SBIR-STTR Award

Proposed is an architecture for large (>200 m2 surface area) photovoltaic (PV) arrays, deployable from compact stowage with one single, continuously smooth sweep of motion and directly scalable to sizes at least an order of magnitude larger to provide surface areas beyond 4000 m2 -- the area associated with 1 MW power production, the upper limit of projected solar electric propulsion (SEP) needs in 10-20 years. In particular, examined is the integration of a version of the "spiral fold" (an origami-like surface mechanism to wrap without stretching a tessellated sheet on a hub) and wrap rib technology (supporting ribs that also wrap around the hub when stowed) with some additional concept elements to increase stiffness when deployed and the robustness of deployment. Kinematic conflicts between components with geometric mismatch in a real-life hardware context re resolved, metrics for stowage and structural performance are assessed, and a streadmlined concept design is defined to satisfy all targeted specifications. TRL level is advanced from 1 to 3.

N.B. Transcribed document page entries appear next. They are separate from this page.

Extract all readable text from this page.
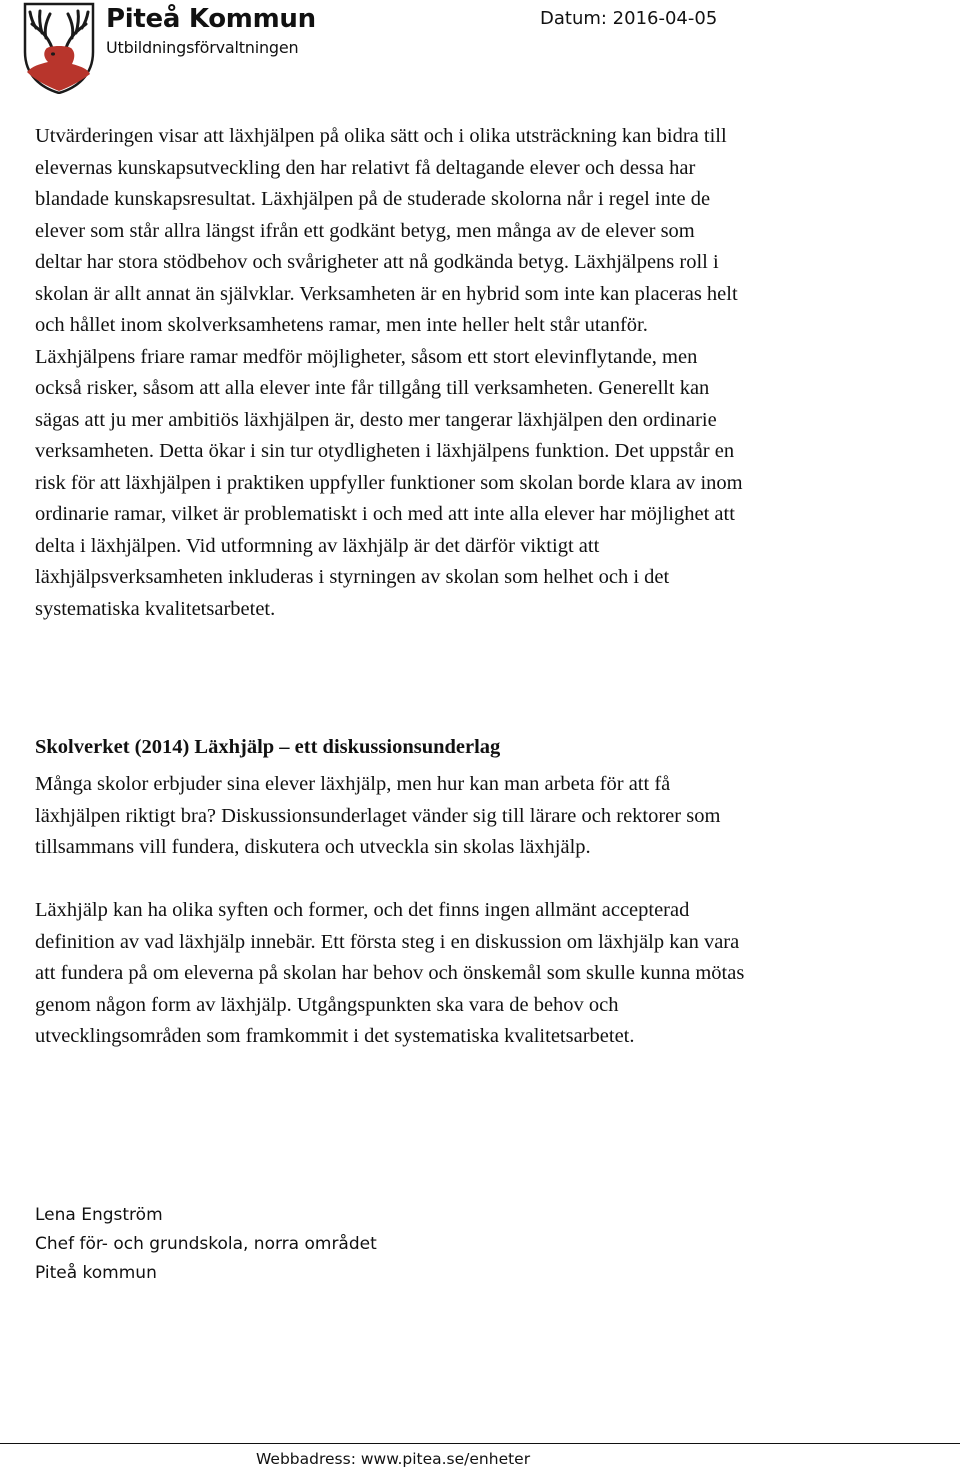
Piteå Kommun
Utbildningsförvaltningen
Datum: 2016-04-05

Utvärderingen visar att läxhjälpen på olika sätt och i olika utsträckning kan bidra till elevernas kunskapsutveckling den har relativt få deltagande elever och dessa har blandade kunskapsresultat. Läxhjälpen på de studerade skolorna når i regel inte de elever som står allra längst ifrån ett godkänt betyg, men många av de elever som deltar har stora stödbehov och svårigheter att nå godkända betyg. Läxhjälpens roll i skolan är allt annat än självklar. Verksamheten är en hybrid som inte kan placeras helt och hållet inom skolverksamhetens ramar, men inte heller helt står utanför. Läxhjälpens friare ramar medför möjligheter, såsom ett stort elevinflytande, men också risker, såsom att alla elever inte får tillgång till verksamheten. Generellt kan sägas att ju mer ambitiös läxhjälpen är, desto mer tangerar läxhjälpen den ordinarie verksamheten. Detta ökar i sin tur otydligheten i läxhjälpens funktion. Det uppstår en risk för att läxhjälpen i praktiken uppfyller funktioner som skolan borde klara av inom ordinarie ramar, vilket är problematiskt i och med att inte alla elever har möjlighet att delta i läxhjälpen. Vid utformning av läxhjälp är det därför viktigt att läxhjälpsverksamheten inkluderas i styrningen av skolan som helhet och i det systematiska kvalitetsarbetet.

Skolverket (2014) Läxhjälp – ett diskussionsunderlag

Många skolor erbjuder sina elever läxhjälp, men hur kan man arbeta för att få läxhjälpen riktigt bra? Diskussionsunderlaget vänder sig till lärare och rektorer som tillsammans vill fundera, diskutera och utveckla sin skolas läxhjälp.

Läxhjälp kan ha olika syften och former, och det finns ingen allmänt accepterad definition av vad läxhjälp innebär. Ett första steg i en diskussion om läxhjälp kan vara att fundera på om eleverna på skolan har behov och önskemål som skulle kunna mötas genom någon form av läxhjälp. Utgångspunkten ska vara de behov och utvecklingsområden som framkommit i det systematiska kvalitetsarbetet.

Lena Engström
Chef för- och grundskola, norra området
Piteå kommun
Webbadress: www.pitea.se/enheter
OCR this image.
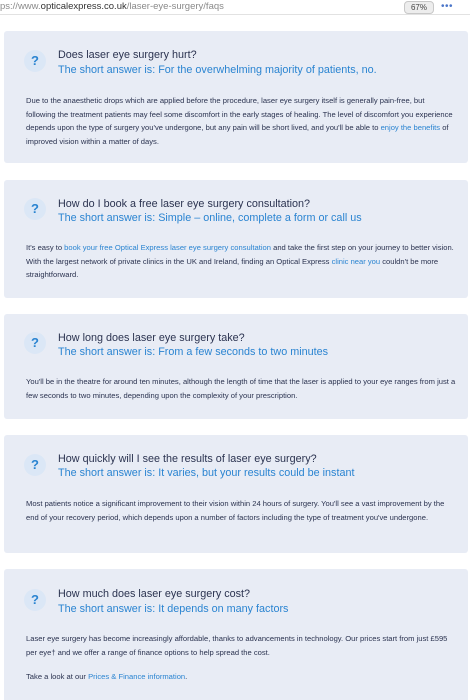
ps://www.opticalexpress.co.uk/laser-eye-surgery/faqs	67%	•••
?	Does laser eye surgery hurt?
The short answer is: For the overwhelming majority of patients, no.
Due to the anaesthetic drops which are applied before the procedure, laser eye surgery itself is generally pain-free, but following the treatment patients may feel some discomfort in the early stages of healing. The level of discomfort you experience depends upon the type of surgery you've undergone, but any pain will be short lived, and you'll be able to enjoy the benefits of improved vision within a matter of days.
?	How do I book a free laser eye surgery consultation?
The short answer is: Simple – online, complete a form or call us
It's easy to book your free Optical Express laser eye surgery consultation and take the first step on your journey to better vision. With the largest network of private clinics in the UK and Ireland, finding an Optical Express clinic near you couldn't be more straightforward.
?	How long does laser eye surgery take?
The short answer is: From a few seconds to two minutes
You'll be in the theatre for around ten minutes, although the length of time that the laser is applied to your eye ranges from just a few seconds to two minutes, depending upon the complexity of your prescription.
?	How quickly will I see the results of laser eye surgery?
The short answer is: It varies, but your results could be instant
Most patients notice a significant improvement to their vision within 24 hours of surgery. You'll see a vast improvement by the end of your recovery period, which depends upon a number of factors including the type of treatment you've undergone.
?	How much does laser eye surgery cost?
The short answer is: It depends on many factors
Laser eye surgery has become increasingly affordable, thanks to advancements in technology. Our prices start from just £595 per eye† and we offer a range of finance options to help spread the cost.
Take a look at our Prices & Finance information.
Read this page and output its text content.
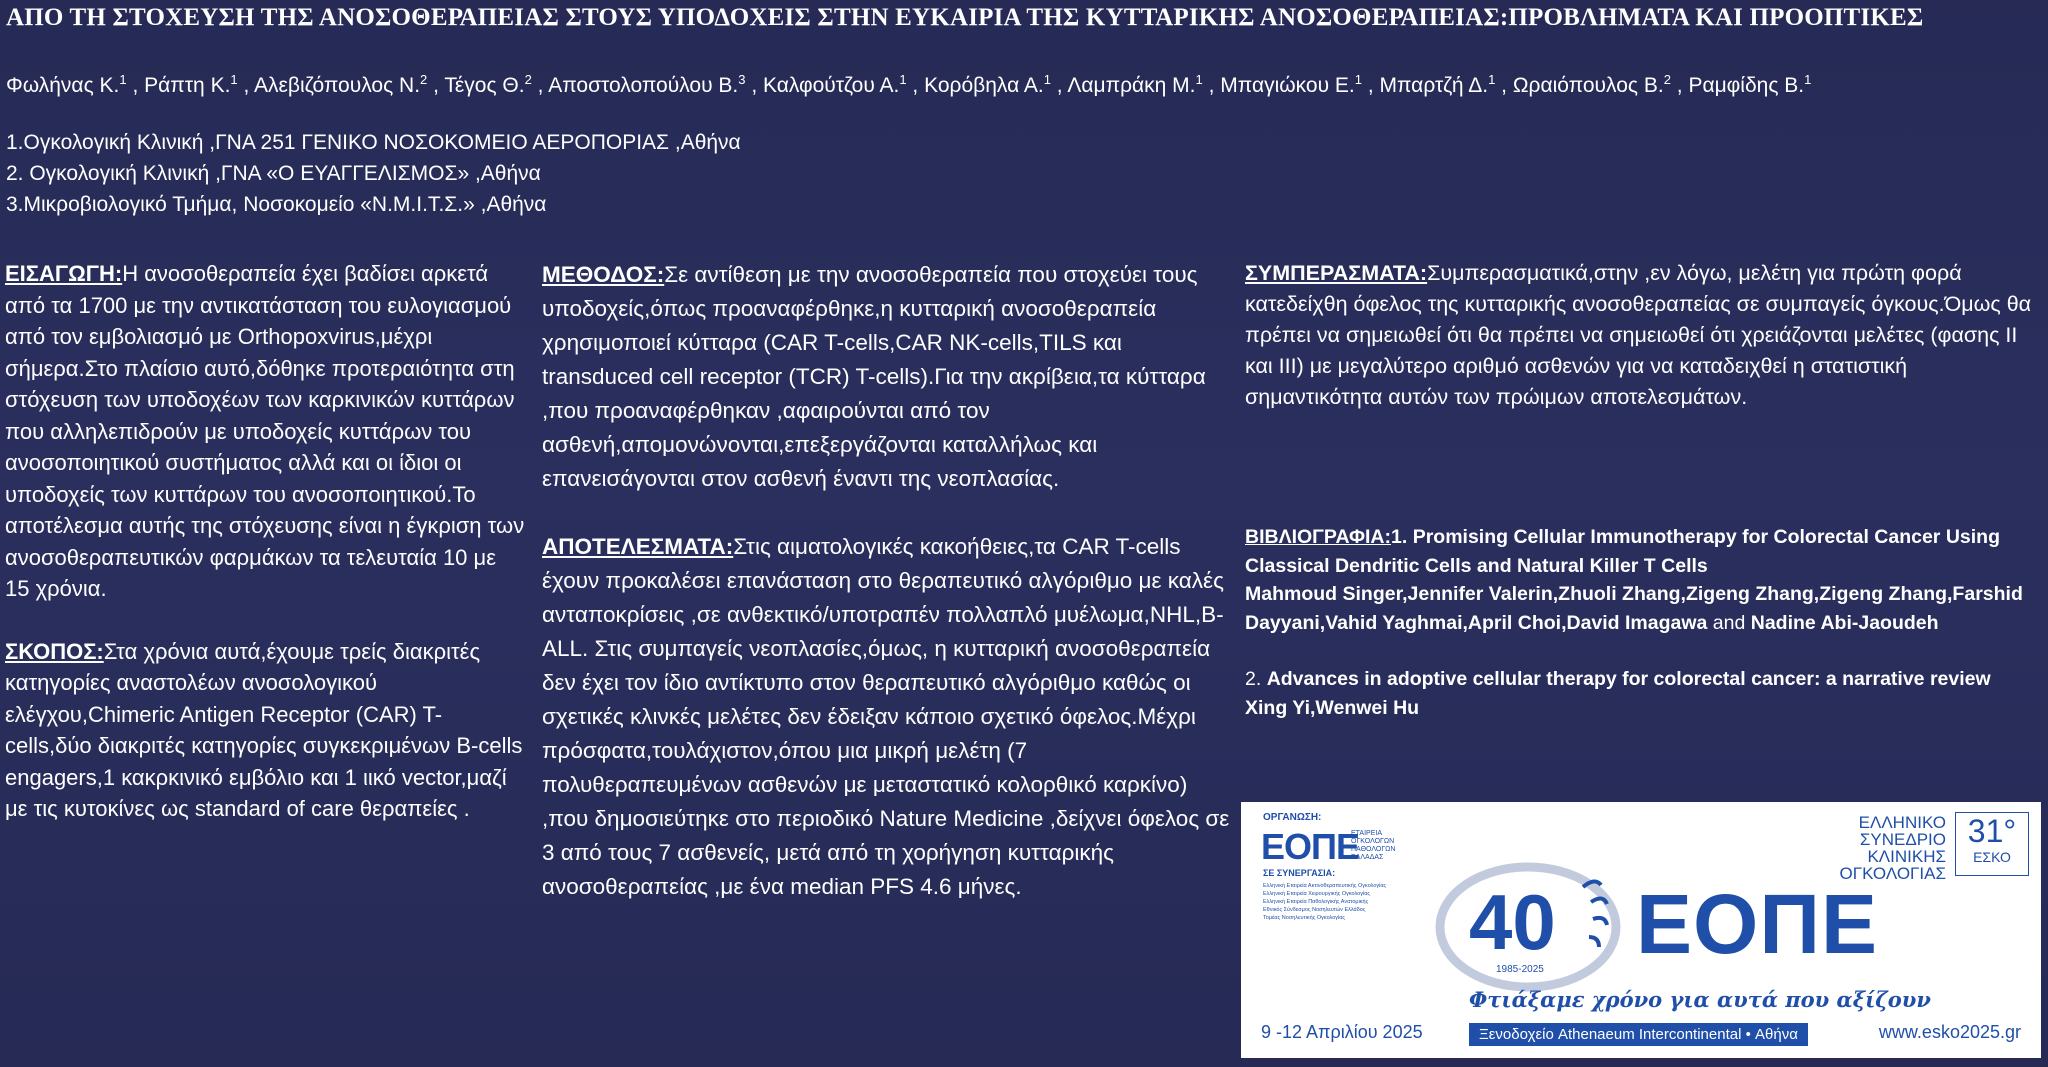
ΑΠΟ ΤΗ ΣΤΟΧΕΥΣΗ ΤΗΣ ΑΝΟΣΟΘΕΡΑΠΕΙΑΣ ΣΤΟΥΣ ΥΠΟΔΟΧΕΙΣ ΣΤΗΝ ΕΥΚΑΙΡΙΑ ΤΗΣ ΚΥΤΤΑΡΙΚΗΣ ΑΝΟΣΟΘΕΡΑΠΕΙΑΣ:ΠΡΟΒΛΗΜΑΤΑ ΚΑΙ ΠΡΟΟΠΤΙΚΕΣ
Φωλήνας Κ.$^1$ , Ράπτη Κ.$^1$ , Αλεβιζόπουλος Ν.$^2$ , Τέγος Θ.$^2$ , Αποστολοπούλου Β.$^3$ , Καλφούτζου Α.$^1$ , Κορόβηλα Α.$^1$ , Λαμπράκη Μ.$^1$ , Μπαγιώκου Ε.$^1$ , Μπαρτζή Δ.$^1$ , Ωραιόπουλος Β.$^2$ , Ραμφίδης Β.$^1$
1.Ογκολογική Κλινική ,ΓΝΑ 251 ΓΕΝΙΚΟ ΝΟΣΟΚΟΜΕΙΟ ΑΕΡΟΠΟΡΙΑΣ ,Αθήνα
2. Ογκολογική Κλινική ,ΓΝΑ «Ο ΕΥΑΓΓΕΛΙΣΜΟΣ» ,Αθήνα
3.Μικροβιολογικό Τμήμα, Νοσοκομείο «Ν.Μ.Ι.Τ.Σ.» ,Αθήνα

ΕΙΣΑΓΩΓΗ:Η ανοσοθεραπεία έχει βαδίσει αρκετά από τα 1700 με την αντικατάσταση του ευλογιασμού από τον εμβολιασμό με Orthopoxvirus,μέχρι σήμερα.Στο πλαίσιο αυτό,δόθηκε προτεραιότητα στη στόχευση των υποδοχέων των καρκινικών κυττάρων που αλληλεπιδρούν με υποδοχείς κυττάρων του ανοσοποιητικού συστήματος αλλά και οι ίδιοι οι υποδοχείς των κυττάρων του ανοσοποιητικού.Το αποτέλεσμα αυτής της στόχευσης είναι η έγκριση των ανοσοθεραπευτικών φαρμάκων τα τελευταία 10 με 15 χρόνια.

ΣΚΟΠΟΣ:Στα χρόνια αυτά,έχουμε τρείς διακριτές κατηγορίες αναστολέων ανοσολογικού ελέγχου,Chimeric Antigen Receptor (CAR) T-cells,δύο διακριτές κατηγορίες συγκεκριμένων B-cells engagers,1 κακρκινικό εμβόλιο και 1 ιικό vector,μαζί με τις κυτοκίνες ως standard of care θεραπείες .

ΜΕΘΟΔΟΣ:Σε αντίθεση με την ανοσοθεραπεία που στοχεύει τους υποδοχείς,όπως προαναφέρθηκε,η κυτταρική ανοσοθεραπεία χρησιμοποιεί κύτταρα (CAR T-cells,CAR NK-cells,TILS και transduced cell receptor (TCR) T-cells).Για την ακρίβεια,τα κύτταρα ,που προαναφέρθηκαν ,αφαιρούνται από τον ασθενή,απομονώνονται,επεξεργάζονται καταλλήλως και επανεισάγονται στον ασθενή έναντι της νεοπλασίας.

ΑΠΟΤΕΛΕΣΜΑΤΑ:Στις αιματολογικές κακοήθειες,τα CAR T-cells έχουν προκαλέσει επανάσταση στο θεραπευτικό αλγόριθμο με καλές ανταποκρίσεις ,σε ανθεκτικό/υποτραπέν πολλαπλό μυέλωμα,NHL,B-ALL. Στις συμπαγείς νεοπλασίες,όμως, η κυτταρική ανοσοθεραπεία δεν έχει τον ίδιο αντίκτυπο στον θεραπευτικό αλγόριθμο καθώς οι σχετικές κλινκές μελέτες δεν έδειξαν κάποιο σχετικό όφελος.Μέχρι πρόσφατα,τουλάχιστον,όπου μια μικρή μελέτη (7 πολυθεραπευμένων ασθενών με μεταστατικό κολορθικό καρκίνο) ,που δημοσιεύτηκε στο περιοδικό Nature Medicine ,δείχνει όφελος σε 3 από τους 7 ασθενείς, μετά από τη χορήγηση κυτταρικής ανοσοθεραπείας ,με ένα median PFS 4.6 μήνες.

ΣΥΜΠΕΡΑΣΜΑΤΑ:Συμπερασματικά,στην ,εν λόγω, μελέτη για πρώτη φορά κατεδείχθη όφελος της κυτταρικής ανοσοθεραπείας σε συμπαγείς όγκους.Όμως θα πρέπει να σημειωθεί ότι θα πρέπει να σημειωθεί ότι χρειάζονται μελέτες (φασης ΙΙ και ΙΙΙ) με μεγαλύτερο αριθμό ασθενών για να καταδειχθεί η στατιστική σημαντικότητα αυτών των πρώιμων αποτελεσμάτων.

ΒΙΒΛΙΟΓΡΑΦΙΑ:1. Promising Cellular Immunotherapy for Colorectal Cancer Using Classical Dendritic Cells and Natural Killer T Cells

Mahmoud Singer,Jennifer Valerin,Zhuoli Zhang,Zigeng Zhang,Zigeng Zhang,Farshid Dayyani,Vahid Yaghmai,April Choi,David Imagawa and Nadine Abi-Jaoudeh

2. Advances in adoptive cellular therapy for colorectal cancer: a narrative review

Xing Yi,Wenwei Hu

ΟΡΓΑΝΩΣΗ:
ΕΟΠΕ
ΕΤΑΙΡΕΙΑ ΟΓΚΟΛΟΓΩΝ ΠΑΘΟΛΟΓΩΝ ΕΛΛΑΔΑΣ
ΣΕ ΣΥΝΕΡΓΑΣΙΑ:
Ελληνική Εταιρεία Ακτινοθεραπευτικής Ογκολογίας
Ελληνική Εταιρεία Χειρουργικής Ογκολογίας
Ελληνική Εταιρεία Παθολογικής Ανατομικής
Εθνικός Σύνδεσμος Νοσηλευτών Ελλάδος
Τομέας Νοσηλευτικής Ογκολογίας
ΕΛΛΗΝΙΚΟ
ΣΥΝΕΔΡΙΟ
ΚΛΙΝΙΚΗΣ
ΟΓΚΟΛΟΓΙΑΣ
31°
ΕΣΚΟ
40
1985-2025 ΕΟΠΕ
Φτιάξαμε χρόνο για αυτά που αξίζουν
9 -12 Απριλίου 2025	Ξενοδοχείο Athenaeum Intercontinental • Αθήνα	www.esko2025.gr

Proposed is the development and validation in a laboratory environment of a photovoltaic (PV) array design of unique and enabling characteristics. Namely, smoothly deployed from compact stowage with one single, continuous sweep of motion, a total PV surface area up to and beyond 4000~m2 (the area associated with 1~MW power) is provided by two wings, with mechanical performance objectives also met. The PV cells are mounted on flexible strups that, assembled, constitute array disk pie segments between straight ribs and smoothly wrap between the latter on the central hub for stowage. The surface shears in stowage effected by this kinematics are absorbed by shear compliant hinge strips between the strips, and the PV cells are mounted on the latter ro precisely align in the roll. Deployed, the surface segments between the ribs are pretensioned with catenaries on the outer perimeter, supported by the rib tips which extend outward. A full mechanical design is developed to complete concept validation for a pair of wings 2000 m2 each, fabrication and operational issues are explored and addressed, and a working prototype wing is built to complete concept validation.